Heureusement que je n’ai pas accepté son offre de verre. Je pense que je me serais étranglé en le buvant rien qu’à l’entendre. Je me contente de rebondir le plus poliment possible.

– Un autre aspect des productions britanniques de l’époque c’était le mariage entre le réseau radio et télévision de la BBC. Il y avait un échange constant entre ces deux médias, des séries radio devenaient des séries télé (l’un des cas les plus célèbres étant The Hitchhiker’s guide to the galaxy) et ces dernières faisant l’objet d’adaptation audio.

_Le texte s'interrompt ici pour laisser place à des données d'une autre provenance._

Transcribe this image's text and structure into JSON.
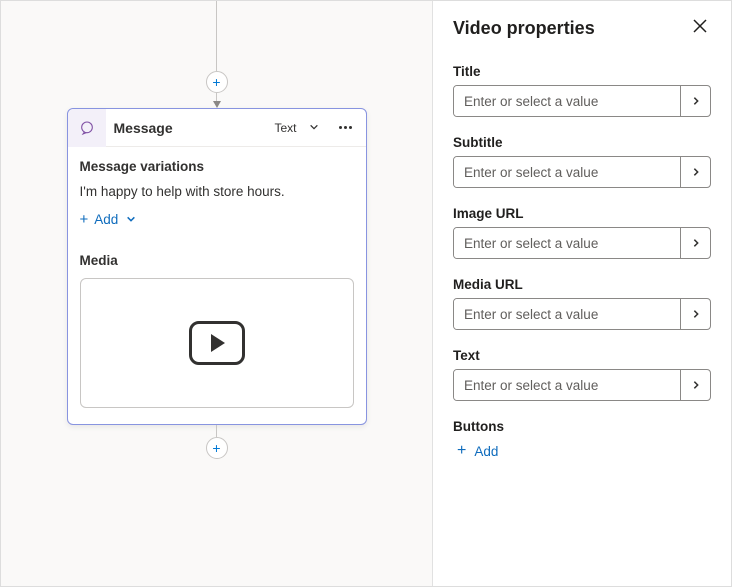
{
  "panel": {
    "title": "Video properties",
    "fields": [
      {
        "label": "Title",
        "placeholder": "Enter or select a value"
      },
      {
        "label": "Subtitle",
        "placeholder": "Enter or select a value"
      },
      {
        "label": "Image URL",
        "placeholder": "Enter or select a value"
      },
      {
        "label": "Media URL",
        "placeholder": "Enter or select a value"
      },
      {
        "label": "Text",
        "placeholder": "Enter or select a value"
      }
    ],
    "buttons_label": "Buttons",
    "add_label": "Add"
  },
  "canvas": {
    "node": {
      "title": "Message",
      "type_label": "Text",
      "variations_label": "Message variations",
      "variation_text": "I'm happy to help with store hours.",
      "add_label": "Add",
      "media_label": "Media"
    }
  }
}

– Oui c’était permis par une écriture finalement assez proche. Les séries de l’époque, radiophoniques ou télévisuelles, étaient largement basées sur le texte. Aujourd’hui nous mettons plus de visuel dans nos réalisations donc l’échange à moins de raison d’être. Je tiens aussi à signaler que nous avons aujourd’hui recours à des talents du monde entier. Nous travaillons avec des boites de productions chinoises, des acteurs thaïlandais, des scénaristes finlandais,… Nous n’allons pas nous contenter des seuls talents britanniques. Puis, vous savez, c’est sain, ça crée de la concurrence. Chacun se surpasse pour être le meilleur.

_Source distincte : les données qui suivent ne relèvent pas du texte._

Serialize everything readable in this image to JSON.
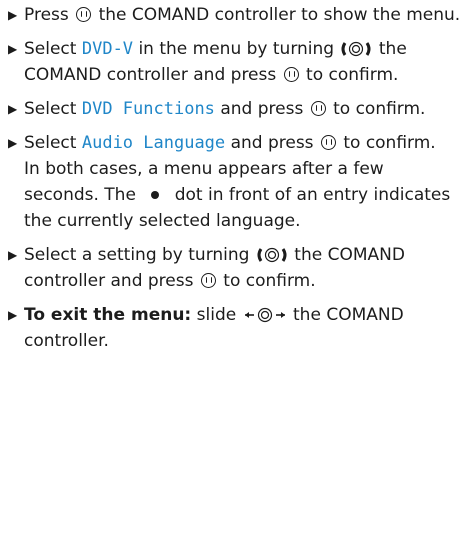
{
  "steps": [
    {
      "t1": "Press",
      "t2": "the COMAND controller to show the menu."
    },
    {
      "t1": "Select",
      "item": "DVD-V",
      "t2": "in the menu by turning",
      "t3": "the COMAND controller and press",
      "t4": "to confirm."
    },
    {
      "t1": "Select",
      "item": "DVD Functions",
      "t2": "and press",
      "t3": "to confirm."
    },
    {
      "t1": "Select",
      "item": "Audio Language",
      "t2": "and press",
      "t3": "to confirm.",
      "note_a": "In both cases, a menu appears after a few seconds. The",
      "note_b": "dot in front of an entry indicates the currently selected language."
    },
    {
      "t1": "Select a setting by turning",
      "t2": "the COMAND controller and press",
      "t3": "to confirm."
    },
    {
      "bold": "To exit the menu:",
      "t1": "slide",
      "t2": "the COMAND controller."
    }
  ],
  "icons": {
    "bullet": "triangle-right-icon",
    "press": "controller-press-icon",
    "turn": "controller-turn-icon",
    "slide": "controller-slide-icon",
    "dot": "dot-icon"
  },
  "colors": {
    "highlight": "#1f86c8",
    "text": "#1c1c1c"
  }
}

Mon stylo étant tombé en panne, il me tend le sien sur lequel je remarque le sigle d’une boîte de production audiovisuelle chinoise. Ô ironie !

– Quels sont vos projets ?

– Nous préparons actuellement une série de téléfilms sur Dickens. En essayant quand même d’enlever le côté trop triste et glauque de la version originale. On met un paquet dans la reconstitution historique, les décors, les costumes. Ça va être très beau. Nous nous attendons à d’excellents chiffres. Par ailleurs, on a une jolie histoire de quatre amis qui débutent dans la vie active et qui partagent un appartement. Bon ça se passe à Londres, mais ça pourrait se passer n’importe où, hein ? Nous préparons également une nouvelle version de Dr Who, une série SF mythique qui passionne les Britanniques depuis près d’un siècle. Un record de longévité, mais elle demeure trop peu connue en dehors de nos frontières. Aussi cette fois-ci, nous avons embauché Lucasfilm pour les effets spéciaux, et remplacé notre vieux docteur par une superbe jeune femme, très prometteuse. Mais vous la connaissez sûrement. Il s’agit de Chloë Young.

Ce nom ne me dit absolument rien. Il le devine et s’en étonne.

– Il faut lire les journaux mon garçon ! Chloë vient de faire péter l’audimat dans un récent jeu réalité aux USA. Mais nous ne nous asseyons pas sur la créativité, bien au contraire, nos scénaristes sont bien payés, mais nous n’oublions pas non plus la rentabilité, c’est un impératif si la 4BC veut continuer à être dans le peloton de tête des plus importants réseaux de télévision. Et nous le souhaitons tous, n’est-ce pas ?

Comme depuis quelques minutes déjà, John Lugman regarde sa montre avec quelque impatience, et tapote son combiné visio-téléphonique qui a bipé avec une belle régularité pendant toute la durée de notre entretien, je décide d’en finir et de lui présenter mes remerciements. Il m’accompagne lui-même à la porte de son bureau, et c’est avec un grand sourire et une franche poignée de main qu’il me dit au revoir avant d’ouvrir la porte.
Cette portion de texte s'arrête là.